The meeting itself involved the bureaucracy selecting a series of questions to answer on the specifics of school and classroom functioning—how to handle student refusal to wear masks, what type of masks can be accepted, students’ use of toilets during the exam period, crowding around staff room microwaves, etc. The union organised the meeting on anti-democratic lines—the more than 300 participants could not communicate with one another via the Zoom chat function because this was disabled, and questions could be directed to union officials only. Critical questions were ignored, and therefore kept secret from meeting participants. Several teachers who indicated that they wished to speak were ignored throughout the entire meeting.
Among the questions that were censored were several from members of the Committee for Public Education (CFPE). One teacher wrote, “The union has insisted that COVID is an occupational health and safety (OHS) issue, to be addressed by school union branches and local health and safety representatives, and even on a classroom by classroom basis. It is being left to teachers in each school to fend for themselves. Why is the AEU washing its hands of any responsibility for the ensuing cases and casualties?”
Another unanswered question was: “The Age reported last month that Victoria’s Chief Health Officer Brett Sutton recommended that schools only reopen once the rate of double dose vaccination for those eligible reaches 80 percent, forecast for November. This rate hasn’t been reached. Why hasn’t the AEU said anything about this reported health advice?”

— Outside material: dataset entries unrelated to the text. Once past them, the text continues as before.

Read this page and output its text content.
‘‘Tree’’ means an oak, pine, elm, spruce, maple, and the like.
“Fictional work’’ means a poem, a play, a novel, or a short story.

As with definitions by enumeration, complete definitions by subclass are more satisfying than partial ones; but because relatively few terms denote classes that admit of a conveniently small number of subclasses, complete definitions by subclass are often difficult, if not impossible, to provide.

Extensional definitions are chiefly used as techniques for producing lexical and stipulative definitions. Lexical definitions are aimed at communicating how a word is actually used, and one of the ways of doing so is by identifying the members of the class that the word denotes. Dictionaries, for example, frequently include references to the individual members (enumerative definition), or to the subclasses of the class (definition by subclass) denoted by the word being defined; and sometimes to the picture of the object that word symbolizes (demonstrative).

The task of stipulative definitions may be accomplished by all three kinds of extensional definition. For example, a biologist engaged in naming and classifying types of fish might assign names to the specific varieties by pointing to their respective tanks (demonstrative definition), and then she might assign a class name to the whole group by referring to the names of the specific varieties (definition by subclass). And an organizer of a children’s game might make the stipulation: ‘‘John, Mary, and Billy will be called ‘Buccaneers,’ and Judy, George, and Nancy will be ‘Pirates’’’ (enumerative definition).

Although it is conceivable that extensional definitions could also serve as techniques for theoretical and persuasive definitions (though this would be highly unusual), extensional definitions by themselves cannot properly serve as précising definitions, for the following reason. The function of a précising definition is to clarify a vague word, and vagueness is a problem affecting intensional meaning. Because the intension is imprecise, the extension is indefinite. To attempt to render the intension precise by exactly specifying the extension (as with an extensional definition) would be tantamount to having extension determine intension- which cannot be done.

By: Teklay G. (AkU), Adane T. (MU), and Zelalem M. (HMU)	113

The CFPE is the only organisation opposing the complicity of the union bureaucracy, and its pseudo-left accomplices, with the state government’s dangerous reopening drive. We have called on schools to remain closed wherever there is COVID-19 community transmission, as part of a scientifically based strategy aimed at the elimination of the virus.

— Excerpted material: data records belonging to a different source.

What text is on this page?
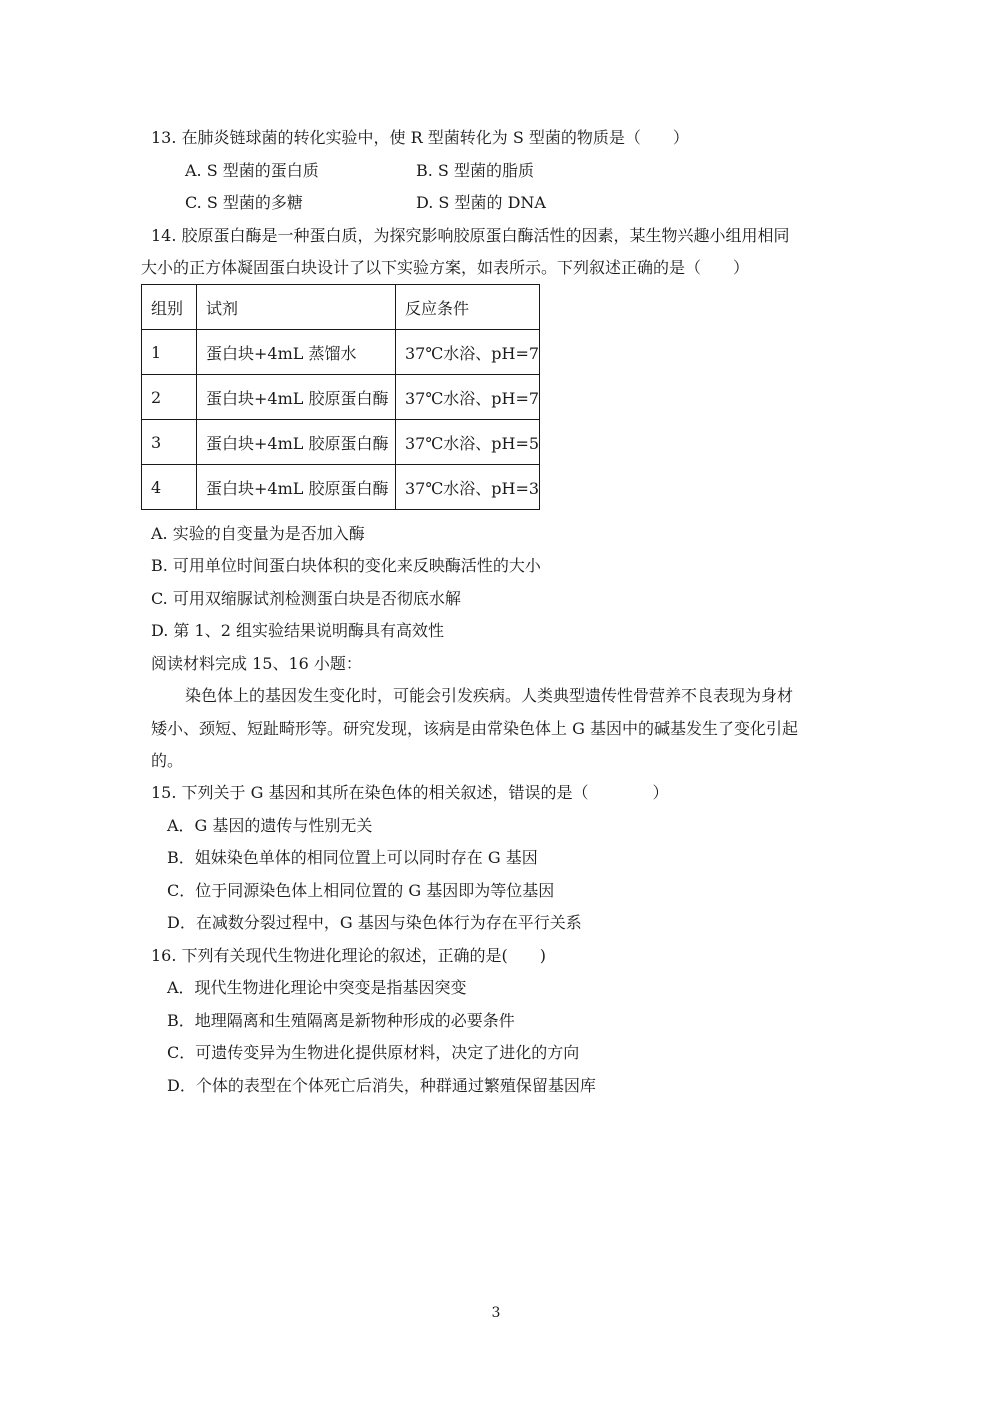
13. 在肺炎链球菌的转化实验中，使 R 型菌转化为 S 型菌的物质是（　　）
A. S 型菌的蛋白质	B. S 型菌的脂质
C. S 型菌的多糖	D. S 型菌的 DNA
14. 胶原蛋白酶是一种蛋白质，为探究影响胶原蛋白酶活性的因素，某生物兴趣小组用相同
大小的正方体凝固蛋白块设计了以下实验方案，如表所示。下列叙述正确的是（　　）
组别	试剂	反应条件
1	蛋白块+4mL 蒸馏水	37℃水浴、pH=7
2	蛋白块+4mL 胶原蛋白酶	37℃水浴、pH=7
3	蛋白块+4mL 胶原蛋白酶	37℃水浴、pH=5
4	蛋白块+4mL 胶原蛋白酶	37℃水浴、pH=3
A. 实验的自变量为是否加入酶
B. 可用单位时间蛋白块体积的变化来反映酶活性的大小
C. 可用双缩脲试剂检测蛋白块是否彻底水解
D. 第 1、2 组实验结果说明酶具有高效性
阅读材料完成 15、16 小题：
染色体上的基因发生变化时，可能会引发疾病。人类典型遗传性骨营养不良表现为身材
矮小、颈短、短趾畸形等。研究发现，该病是由常染色体上 G 基因中的碱基发生了变化引起
的。
15. 下列关于 G 基因和其所在染色体的相关叙述，错误的是（　　　　）
A．G 基因的遗传与性别无关
B．姐妹染色单体的相同位置上可以同时存在 G 基因
C．位于同源染色体上相同位置的 G 基因即为等位基因
D．在减数分裂过程中，G 基因与染色体行为存在平行关系
16. 下列有关现代生物进化理论的叙述，正确的是(　　)
A．现代生物进化理论中突变是指基因突变
B．地理隔离和生殖隔离是新物种形成的必要条件
C．可遗传变异为生物进化提供原材料，决定了进化的方向
D．个体的表型在个体死亡后消失，种群通过繁殖保留基因库
3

Teachers, school workers, students, and working families should contact and join the CFPE. The building of rank and file safety committees in every school, independent of the AEU, is now an urgent task. These committees will develop the widest discussion among educators and within the working class on the dangerous implications of the reopening drive, circulate accurate and up to date information on the spread of infections within the schools, and fight for the necessary actions, including industrial action, against the profit-driven termination of online learning. This is above all a political struggle, directed against both the Liberal-National federal government and the state Labor government.